Treatment of Refractory Ascites with Lymphaticovenous Anastomosis Considering Lymphatic Territories

Author:

Nuri Takashi1,Asaka Akinori1,Ota Mariko1,Yae Yuri1,Tanaka Yoshimichi2,Osuga Keigo3,Takashima Shogo4,Ohmichi Masahide2,Otsuki Yuki1,Ueda Koichi1

Affiliation:

1. Department of Plastic and Reconstructive Surgery, Osaka Medical and Pharmaceutical University, Osaka, Japan

2. Department of Obstetrics and Gynecology, Osaka Medical and Pharmaceutical University, Osaka, Japan

3. Department of Radiology, Osaka Medical and Pharmaceutical University, Osaka, Japan

4. Department of Emergency and Critical Care Medicine, Osaka Medical and Pharmaceutical University, Osaka, Japan.

Abstract

Summary: Lymphatic ascites is an infrequent complication observed in patients who have undergone lymphadenectomy as part of their surgical treatment for gynecological cancer. Previous research has suggested that intranodal lymphangiography can effectively manage lymphatic leakage. However, its efficacy diminishes for ascites with substantial fluid accumulation. This case report presents a patient who underwent lymphaticovenous anastomosis (LVA) for ascites that was unresponsive to lymphangiography and sclerotherapy.
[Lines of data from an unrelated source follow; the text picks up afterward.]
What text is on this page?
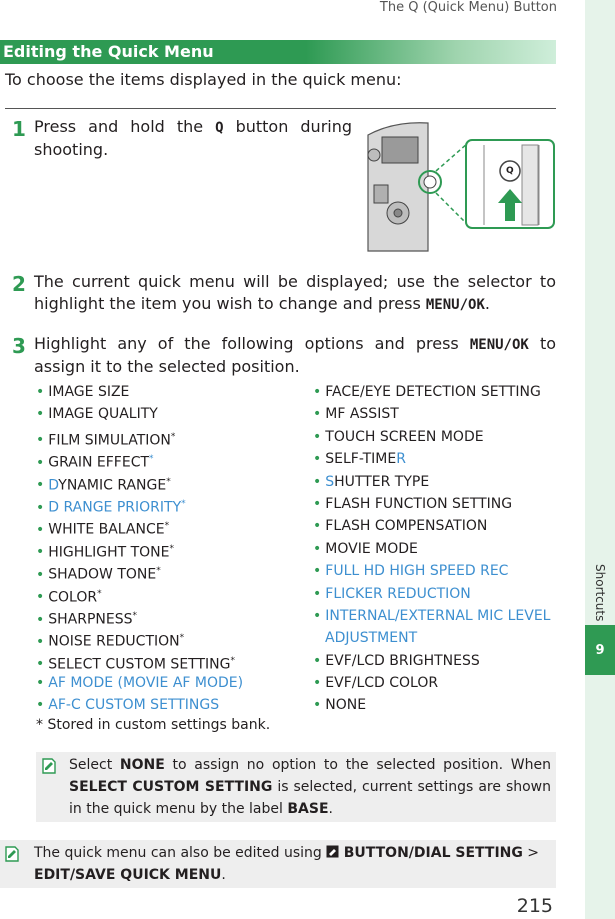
The Q (Quick Menu) Button
Shortcuts
9
Editing the Quick Menu
To choose the items displayed in the quick menu:
1 Press and hold the Q button during shooting.
Q
2 The current quick menu will be displayed; use the selector to highlight the item you wish to change and press MENU/OK.
3 Highlight any of the following options and press MENU/OK to assign it to the selected position.
• IMAGE SIZE
• IMAGE QUALITY
• FILM SIMULATION*
• GRAIN EFFECT*
• DYNAMIC RANGE*
• D RANGE PRIORITY*
• WHITE BALANCE*
• HIGHLIGHT TONE*
• SHADOW TONE*
• COLOR*
• SHARPNESS*
• NOISE REDUCTION*
• SELECT CUSTOM SETTING*
• AF MODE (MOVIE AF MODE)
• AF-C CUSTOM SETTINGS
• FACE/EYE DETECTION SETTING
• MF ASSIST
• TOUCH SCREEN MODE
• SELF-TIMER
• SHUTTER TYPE
• FLASH FUNCTION SETTING
• FLASH COMPENSATION
• MOVIE MODE
• FULL HD HIGH SPEED REC
• FLICKER REDUCTION
• INTERNAL/EXTERNAL MIC LEVEL
ADJUSTMENT
• EVF/LCD BRIGHTNESS
• EVF/LCD COLOR
• NONE
* Stored in custom settings bank.
Select NONE to assign no option to the selected position. When SELECT CUSTOM SETTING is selected, current settings are shown in the quick menu by the label BASE.
The quick menu can also be edited using  BUTTON/DIAL SETTING > EDIT/SAVE QUICK MENU.
215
A 70-year-old woman required weekly ascites punctures after surgical treatment of ovarian cancer. Lymphoscintigraphy revealed lymphatic leakage originating from the right pelvic lymphatic vessel. Intranodal lymphangiography was performed from the inferior lateral inguinal region, followed by embolization with 33% NBCA. Despite these measures, recurrence of ascites and lower limb lymphedema were observed. LVA was conducted at 149 days after the primary operation. Before the LVA, indocyanine green was injected into the lateral and medial ankles, first and fourth toe web spaces, and lower abdomen. The indocyanine green lymphography revealed several linear patterns extending from the dorsum of the foot and the lower abdomen to the inguinal lymph node. Among these, the lymphatic vessels leading to the inferior lateral inguinal lymph node were chosen for the LVA. Eight anastomoses were executed at the right thigh, right lower leg, and right lower abdomen. The patient was discharged at 1 day postoperatively. A computed tomography examination conducted at 20 days post-LVA revealed no accumulation of ascites. To improve the success rate of LVA for ascites, a treatment strategy based on lymphatic territories is required.